POTATUS tried to give them even more money to burn before he left office.

The fact that this industry still cannot even begin to stand on its own after twenty years of government handouts being the only thing keeping it alive tells you all you need to know.

…The reconciliation bill passed by the House of Representatives last month and now being considered in the Senate would abruptly end a tax-credit regime that’s supported households and solar installers for the past 20 years.

The bill would terminate the 30% tax credit available to households installing solar panels, batteries, inverters, and associated solar equipment at the end of 2025, essentially making those installations about one-third more expensive than they are today.





Yesterday. Lee Zeldin at the Environmental Protection Agency helped shovel another load of dirt on renewables by announcing that they would propose repealing two Biden-era rules.

Especially egregious are the Clean Power Plans. Those would have shut down existing coal and natural gas-fired power plants in favor of unreliable renewables, even before those were ready to replace them.

The first Clean Power Plan was struck down by the Supreme Court in 2022. Many have voiced concerns that the last administration’s replacement for that rule is similarly overreaching and an attempt to shut down affordable and reliable electricity generation in the United States, raising prices for American families, and increasing the country’s reliance on foreign-made energy.

In West Virginia v. EPA, the U.S. Supreme Court held that the major questions doctrine barred EPA from misusing the Clean Air Act to manipulate Americans’ energy choices and shift the balance of the nation’s electrical fuel mix. The Biden Administration issued its own rule in 2024, which many critics say is just another attempt to achieve the unlawful fuel-shifting goals of the Clean Power Plan.

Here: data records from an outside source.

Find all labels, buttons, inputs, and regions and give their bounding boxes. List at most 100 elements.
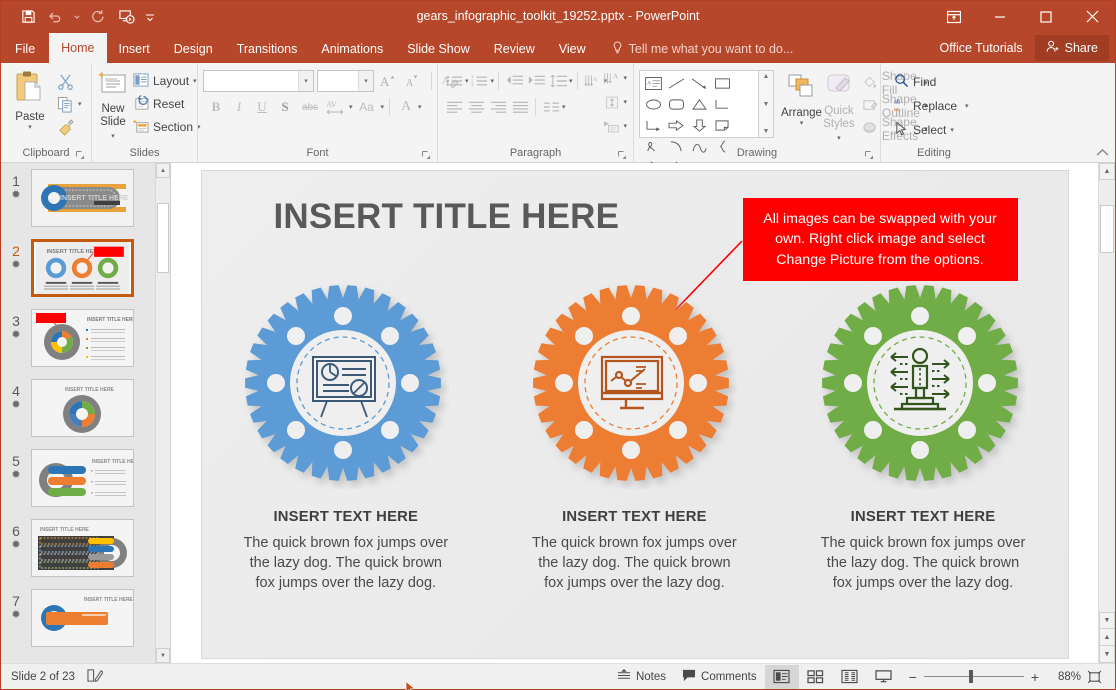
thumbnail-preview[interactable]: INSERT TITLE HERE (31, 519, 134, 577)
thumbnail-preview[interactable]: INSERT TITLE HERE (31, 379, 134, 437)
line-spacing-caret-icon[interactable]: ▾ (569, 78, 573, 85)
shape-rounded-rect-icon[interactable] (665, 94, 688, 115)
slide-title[interactable]: INSERT TITLE HERE (274, 197, 620, 237)
animation-star-icon[interactable]: ✹ (1, 189, 31, 201)
paste-caret-icon[interactable]: ▾ (28, 124, 32, 131)
italic-button[interactable]: I (228, 96, 250, 118)
thumbnail-scroll-down-icon[interactable]: ▼ (156, 648, 170, 663)
shape-oval-icon[interactable] (642, 94, 665, 115)
tab-transitions[interactable]: Transitions (225, 35, 310, 63)
font-name-caret-icon[interactable]: ▾ (298, 71, 313, 91)
thumbnail-preview[interactable]: INSERT TITLE HERE (31, 589, 134, 647)
zoom-level[interactable]: 88% (1047, 671, 1081, 683)
bold-button[interactable]: B (205, 96, 227, 118)
customize-qat-icon[interactable] (141, 5, 159, 29)
comments-button[interactable]: Comments (674, 666, 765, 688)
paragraph-dialog-launcher[interactable] (618, 151, 628, 161)
reset-button[interactable]: Reset (129, 93, 205, 115)
next-slide-icon[interactable]: ▼ (1099, 646, 1115, 663)
tab-view[interactable]: View (547, 35, 598, 63)
column-heading-1[interactable]: INSERT TEXT HERE (273, 509, 418, 525)
minimize-icon[interactable] (977, 1, 1023, 32)
change-case-button[interactable]: Aa (354, 96, 380, 118)
cut-button[interactable] (54, 70, 76, 92)
slide-sorter-view-button[interactable] (799, 665, 833, 689)
thumbnail-slide-7[interactable]: 7 ✹ INSERT TITLE HERE (1, 589, 170, 659)
new-slide-button[interactable]: New Slide ▾ (97, 68, 129, 142)
numbering-button[interactable]: 123 (469, 70, 491, 92)
column-body-3[interactable]: The quick brown fox jumps over the lazy … (820, 533, 1025, 593)
animation-star-icon[interactable]: ✹ (1, 329, 31, 341)
office-tutorials-link[interactable]: Office Tutorials (928, 41, 1035, 55)
tell-me-box[interactable]: Tell me what you want to do... (612, 35, 794, 63)
zoom-track[interactable] (924, 676, 1024, 677)
gallery-scroll-up-icon[interactable]: ▲ (763, 73, 770, 80)
increase-indent-button[interactable] (525, 70, 547, 92)
thumbnail-scroll-up-icon[interactable]: ▲ (156, 163, 170, 178)
underline-button[interactable]: U (251, 96, 273, 118)
previous-slide-icon[interactable]: ▲ (1099, 629, 1115, 646)
tab-insert[interactable]: Insert (107, 35, 162, 63)
thumbnail-scrollbar-thumb[interactable] (157, 203, 169, 273)
redo-icon[interactable] (71, 5, 83, 29)
animation-star-icon[interactable]: ✹ (1, 399, 31, 411)
zoom-in-button[interactable]: + (1031, 669, 1039, 685)
repeat-icon[interactable] (85, 5, 111, 29)
notes-button[interactable]: Notes (609, 666, 674, 688)
change-case-caret-icon[interactable]: ▾ (381, 104, 385, 111)
font-name-combo[interactable]: ▾ (203, 70, 314, 92)
center-button[interactable] (465, 96, 487, 118)
font-color-caret-icon[interactable]: ▾ (418, 104, 422, 111)
slide-thumbnail-pane[interactable]: 1 ✹ INSERT TITLE HERE (1, 163, 171, 663)
arrange-caret-icon[interactable]: ▾ (800, 120, 804, 127)
column-heading-2[interactable]: INSERT TEXT HERE (562, 509, 707, 525)
shape-elbow-arrow-icon[interactable] (642, 115, 665, 136)
thumbnail-slide-2[interactable]: 2 ✹ INSERT TITLE HERE (1, 239, 170, 309)
thumbnail-preview[interactable]: INSERT TITLE HERE (31, 309, 134, 367)
collapse-ribbon-button[interactable] (1096, 148, 1109, 160)
fit-to-window-button[interactable] (1081, 665, 1107, 689)
slide-canvas[interactable]: INSERT TITLE HERE All images can be swap… (202, 171, 1068, 658)
text-direction-button[interactable]: A (582, 70, 604, 92)
maximize-icon[interactable] (1023, 1, 1069, 32)
zoom-out-button[interactable]: − (909, 669, 917, 685)
align-left-button[interactable] (443, 96, 465, 118)
strikethrough-button[interactable]: abc (297, 96, 323, 118)
convert-to-smartart-caret-icon[interactable]: ▾ (623, 123, 627, 130)
canvas-scrollbar[interactable]: ▲ ▼ ▲ ▼ (1098, 163, 1115, 663)
undo-icon[interactable] (43, 5, 69, 29)
canvas-scrollbar-thumb[interactable] (1100, 205, 1114, 253)
save-icon[interactable] (15, 5, 41, 29)
character-spacing-caret-icon[interactable]: ▾ (349, 104, 353, 111)
close-icon[interactable] (1069, 1, 1115, 32)
shape-triangle-icon[interactable] (688, 94, 711, 115)
scroll-down-icon[interactable]: ▼ (1099, 612, 1115, 629)
vertical-align-button[interactable] (601, 91, 623, 113)
replace-button[interactable]: abac Replace ▾ (890, 95, 973, 117)
align-text-button[interactable]: A (601, 67, 623, 89)
thumbnail-slide-3[interactable]: 3 ✹ (1, 309, 170, 379)
replace-caret-icon[interactable]: ▾ (965, 103, 969, 110)
thumbnail-preview[interactable]: INSERT TITLE HERE (31, 449, 134, 507)
shapes-gallery-scrollbar[interactable]: ▲ ▼ ▼ (759, 70, 774, 138)
shape-arrow-icon[interactable] (688, 73, 711, 94)
zoom-knob[interactable] (969, 670, 973, 683)
select-button[interactable]: Select ▾ (890, 119, 973, 141)
copy-caret-icon[interactable]: ▾ (76, 101, 82, 108)
callout-textbox[interactable]: All images can be swapped with your own.… (743, 198, 1018, 281)
format-painter-button[interactable] (54, 116, 76, 138)
thumbnail-slide-5[interactable]: 5 ✹ INSERT TITLE HERE (1, 449, 170, 519)
shape-elbow-connector-icon[interactable] (711, 94, 734, 115)
layout-button[interactable]: Layout ▾ (129, 70, 205, 92)
increase-font-size-button[interactable]: A (377, 70, 399, 92)
tab-file[interactable]: File (1, 35, 49, 63)
justify-button[interactable] (509, 96, 531, 118)
ribbon-display-options-icon[interactable] (931, 1, 977, 32)
reading-view-button[interactable] (833, 665, 867, 689)
clipboard-dialog-launcher[interactable] (76, 151, 86, 161)
select-caret-icon[interactable]: ▾ (950, 127, 954, 134)
font-size-caret-icon[interactable]: ▾ (358, 71, 373, 91)
drawing-dialog-launcher[interactable] (865, 151, 875, 161)
spell-check-icon[interactable] (87, 668, 103, 686)
column-body-1[interactable]: The quick brown fox jumps over the lazy … (243, 533, 448, 593)
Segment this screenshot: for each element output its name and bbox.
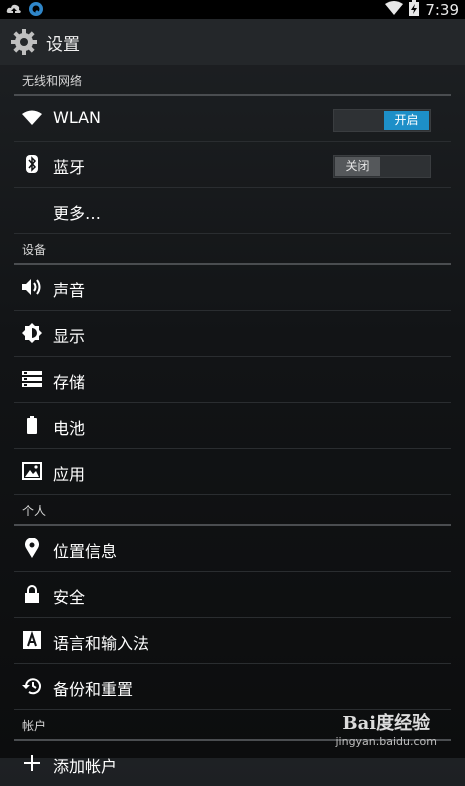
watermark-brand: Bai度经验 (342, 713, 431, 734)
list-item-storage[interactable]: 存储 (14, 357, 451, 403)
item-label: 存储 (53, 373, 86, 392)
section-title: 个人 (22, 504, 47, 518)
list-item-bluetooth[interactable]: 蓝牙 关闭 (14, 142, 451, 188)
clock: 7:39 (425, 0, 459, 19)
item-label: 应用 (53, 465, 86, 484)
wlan-toggle[interactable]: 开启 (333, 109, 431, 132)
bluetooth-toggle[interactable]: 关闭 (333, 155, 431, 178)
wifi-signal-icon (385, 0, 404, 19)
section-title: 无线和网络 (22, 74, 83, 88)
list-item-backup-reset[interactable]: 备份和重置 (14, 664, 451, 710)
settings-gear-icon[interactable] (10, 28, 38, 56)
section-header-personal: 个人 (0, 495, 465, 526)
item-label: 安全 (53, 588, 86, 607)
wifi-icon (22, 108, 42, 128)
volume-icon (22, 277, 42, 297)
language-icon (22, 630, 42, 650)
status-bar: 7:39 (0, 0, 465, 19)
app-notification-icon (28, 1, 44, 21)
list-item-sound[interactable]: 声音 (14, 265, 451, 311)
action-bar: 设置 (0, 19, 465, 65)
list-item-language[interactable]: 语言和输入法 (14, 618, 451, 664)
item-label: 蓝牙 (53, 158, 86, 177)
settings-list: 无线和网络 WLAN 开启 蓝牙 关闭 更多… 设备 声音 显示 存储 电池 应… (0, 65, 465, 786)
list-item-display[interactable]: 显示 (14, 311, 451, 357)
battery-icon (22, 415, 42, 435)
list-item-more[interactable]: 更多… (14, 188, 451, 234)
baidu-jingyan-watermark: Bai度经验 jingyan.baidu.com (335, 709, 437, 748)
section-title: 设备 (22, 243, 47, 257)
item-label: 显示 (53, 327, 86, 346)
item-label: 添加帐户 (53, 757, 118, 776)
backup-icon (22, 676, 42, 696)
item-label: 位置信息 (53, 542, 118, 561)
battery-status-icon (409, 0, 420, 20)
section-header-wireless: 无线和网络 (0, 65, 465, 96)
storage-icon (22, 369, 42, 389)
item-label: 备份和重置 (53, 680, 134, 699)
item-label: 电池 (53, 419, 86, 438)
brightness-icon (22, 323, 42, 343)
item-label: 更多… (53, 204, 102, 223)
list-item-battery[interactable]: 电池 (14, 403, 451, 449)
list-item-wlan[interactable]: WLAN 开启 (14, 96, 451, 142)
list-item-apps[interactable]: 应用 (14, 449, 451, 495)
watermark-url: jingyan.baidu.com (335, 735, 437, 748)
section-title: 帐户 (22, 719, 47, 733)
location-icon (22, 538, 42, 558)
section-header-device: 设备 (0, 234, 465, 265)
item-label: WLAN (53, 108, 102, 127)
item-label: 声音 (53, 281, 86, 300)
add-icon (22, 753, 42, 773)
bluetooth-icon (22, 154, 42, 174)
cloud-upload-icon (6, 2, 22, 21)
item-label: 语言和输入法 (53, 634, 150, 653)
apps-icon (22, 461, 42, 481)
toggle-on-label: 开启 (384, 111, 429, 130)
toggle-off-label: 关闭 (335, 157, 380, 176)
list-item-security[interactable]: 安全 (14, 572, 451, 618)
page-title: 设置 (46, 34, 80, 55)
lock-icon (22, 584, 42, 604)
list-item-location[interactable]: 位置信息 (14, 526, 451, 572)
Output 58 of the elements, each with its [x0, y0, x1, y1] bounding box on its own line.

As an alternative, EPA is proposing to repeal the most burdensome set of requirements issued for new and existing fossil fuel-fired steam generating units—specifically, the emission guidelines for existing power plants, and carbon capture and sequestration/storage-based requirements for new combustion turbines and modified coal plants. As part of this alternative proposal, EPA is taking comment on the efficiency-based requirements for new natural gas power plant requirements.





The Biden administration’s gang of underhanded thieves remains unmatched in unconstitutional end-runs.

And in probably the biggest blow to the cult, President Trump signed three Congressional Resolutions into law, which revoked the California vehicle mandate.

Trump signs bill blocking California gas car ban plan

Naturally Newsom spazzed.

President Trump signed legislation on Thursday blocking California’s rules to phase out the sales of gas-powered cars by 2035.

Why it matters: Trump is moving to roll back environmental initiatives that were a top Biden-era priority, and his action against California comes amid an escalating feud with Gov. Gavin Newsom (D) amid fiery LA protests of Immigration and Customs Enforcement (ICE) raids.

Driving the news: “It’s been a disaster for this country,” Trump said as he signed the measure.

  • “We officially rescue the U.S. auto industry from destruction by terminating the California electric vehicle mandate once and for all.”
  • Newsom and California Attorney General Rob Bonta announced Thursday the state and 10 others will sue the Trump administration for what they called his “illegal resolutions targeting” California’s clean vehicles program.
  • “Trump’s all-out assault on California continues — and this time he’s destroying our clean air and America’s global competitiveness in the process,” Newsom said in a statement. “We are suing to stop this latest illegal action by a President who is a wholly-owned subsidiary of big polluters.”





But Mark Morano from Climate Depot explained why this is such YUGE good news for everyone in the country, even if you don’t live in one of the eleven states that have signed on to the madness, along with California.

In the words of his predecessor, it is a BFD.

There needs to be concerted pressure on the Senate to close the Green New Deal/IRA subsidy window NOW.

These guys need to grow a pair and get this entire parasitic industry off the dole and off our backs.